その答えは経営一人一人の中にあるのでしょう。

とはいえ、利益が上がっているうちはそんなことを振り返る経営者もいないかもしれませんが。

ある映画配給会社の「押し映画」の決定方法

さて、次は成功した経営者が本当に正しい判断をしているかどうかについてです。

「当然、正しい経営判断をしたからこそ成功したんでしょ!」と誰もが思うかもしれません。

会社を経営するようになると、未来についてアレコレと思いを巡らせ、
次の一手、その先の一手を常に考えるようになるのは誰もがそうです。

そこで、私も参考にしているエピソードを1つご紹介します。

ある映画配給会社の幹部たちが、
数ある未公開映画作品の中から「これぞ未来のヒット作品」というものを予想し、
それに向けて宣伝費用の配分を決めていました。

そして「これは必ずヒットするはずだ」と予想した作品に多くの宣伝費用を投入していたそうです。

映画配給会社としては、
今までの実績から「どんな有名ハリウッド俳優が出ているか?」
「誰(監督)がメガホンをとったのか?」
等々といった背景を元に、ある種の「先入観」を持って、
どの映画を主力で押すのかという経営判断を下していたのです。

そこで、ある研究者2人がアメリカの映画配給会社について調べたところ、
意外な結果が出ました。

それはヒットを予想され、かつ実際にヒットした映画の成功要因は、
多くの「宣伝費用を投入された事実」のみだったとのことです。

作品の内容や出来栄えはさほど影響していなかったのです。

さらにその研究者たちは、
宣伝費用などの影響を取り除き、あらゆる映画の興行成績を統計的に調べた結果、
映画配給会社の事前に立てたヒット予想は「ことごとく外れていた」ことを明らかにしました。

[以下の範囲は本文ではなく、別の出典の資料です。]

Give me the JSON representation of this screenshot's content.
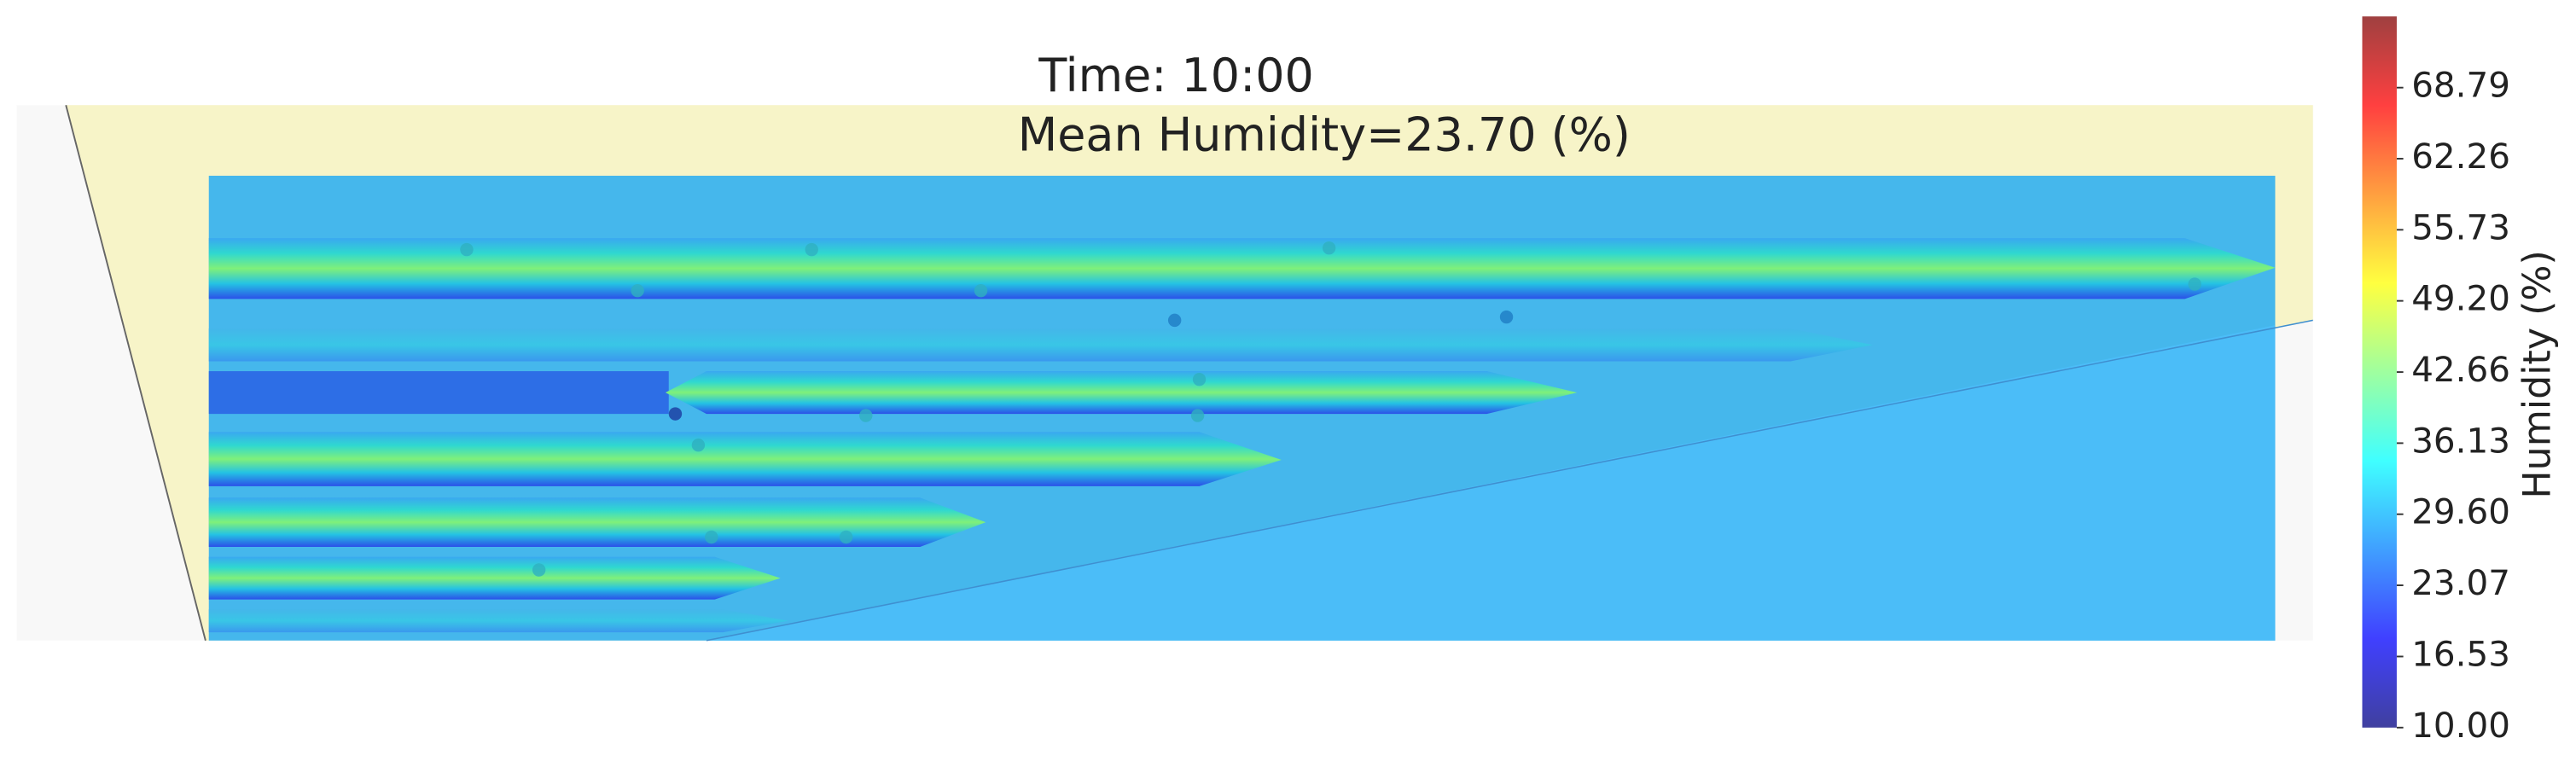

ということは、むしろ予想から除外していた映画の方が興行成績を上げていたとしたら、
こちらに宣伝費用をかけていたら、さらに儲かっていたかもしれませんね。

映画配給会社の経営陣は、実はヒット映画を見抜く嗅覚がないのかもしれません。

では、どうして映画配給会社はつぶれないのか?

それは映画配給会社も予算を割いた以上選んだ映画には全力をあげるので、
力技でヒットした風に見せるのです。

まさに映画業界は宣伝で「ヒット作を作る」のです。

経営者のする決定が実現するのはリアルか

経営者が判断を迫られ、最終的に「こちらの案でいこう」と決める時、
それがどんな結果や効果をもたらすかは、
実のところ経営者にもわかっていないのが世の中の現実ではないかと思います。

すべての経営者の神通力だけで成功が実現できる程、世の中は甘くはないし、
実際複雑で読み切れるものではありません。

つまり経営者が実現させていることは、
「そう見せているだけ」ということも大いにあり得るのです。

それにしても、ビジネスをしていると嘘のような本当の話や、
さも真実らしいビジネス詐欺のような話もよく見聞きします。

私もまたビジネスの成果を力技や表層の操作ではなく、
実現させていきたいと思う今日この頃です。